A format with which to parse fields encoding dates. The format pattern must be as described in the Joda-Time DateTimeFormat class documentation. If left blank, dates will be imported as strings. For CSV/TFRecord sources only.

sources[i].csv_delimiter

string

When ingesting CSV files, a single character used as a delimiter between column values in a row. If left blank, defaults to ','. For CSV sources only.

sources[i].csv_qualifier

string

When ingesting CSV files, a character that surrounds column values (a.k.a. "quote character"). If left blank, defaults to ". For CSV sources only.

If a column value is not surrounded by qualifiers, leading and tailing whitespace is trimmed. For example:

         ..., test,...            <== this value is not qualified
      becomes the string value:
         "test"                   <== leading whitespace is stripped

while:
         ...," test",...          <== this value IS qualified with quotes
      becomes the string value:
         " test"                  <== leading whitespace remains! 

uri_prefix

string

An optional prefix prepended to all uris defined in the manifest.

start_time

integer

The timestamp associated with the asset, if any. This typically corresponds to the time at which data were collected. For assets that correspond to an interval of time, such as average values over a month or year, this timestamp corresponds to the start of that interval. Specified as as seconds and (optionally) nanoseconds since the epoch (1970-01-01). Assumed to be in the UTC time zone.

end_time

integer

For assets that correspond to an interval of time, such as average values over a month or year, this timestamp corresponds to the end of that interval (exclusive). Specified as as seconds and (optionally) nanoseconds since the epoch (1970-01-01). Assumed to be in the UTC time zone.

properties

dictionary

An arbitrary flat dictionary of key-value pairs. Keys must be strings and values can be either numbers or strings. List values are not yet supported for user-uploaded assets.

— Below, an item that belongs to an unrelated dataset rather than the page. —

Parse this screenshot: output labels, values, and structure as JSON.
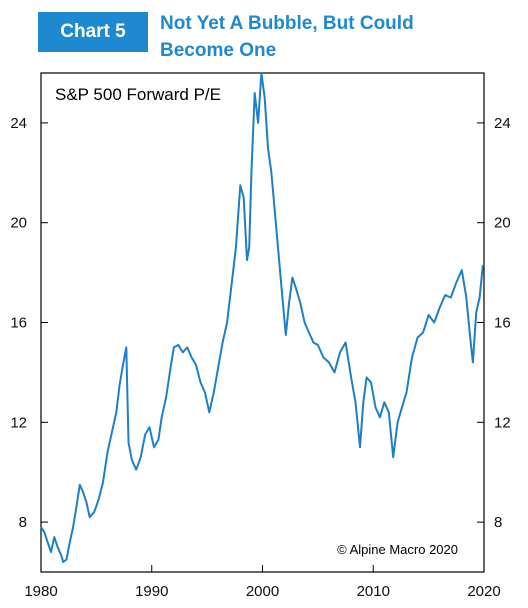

column_data_type_overrides

dictionary

If the automatic type detection is not working correctly, use this field with column names as keys and one of the following constants as values: COLUMN_DATA_TYPE_STRING, COLUMN_DATA_TYPE_NUMERIC, COLUMN_DATA_TYPE_LONG.

Limitations

JSON manifest size

The JSON manifest file size limit is 10 MB. If you have many files to upload, consider ways to reduce the number of characters needed to describe the dataset. For example, use the uri_prefix field to eliminate the need to provide the GCP bucket path for each URI in the uris list. If further size reduction is needed, try shortening the filenames.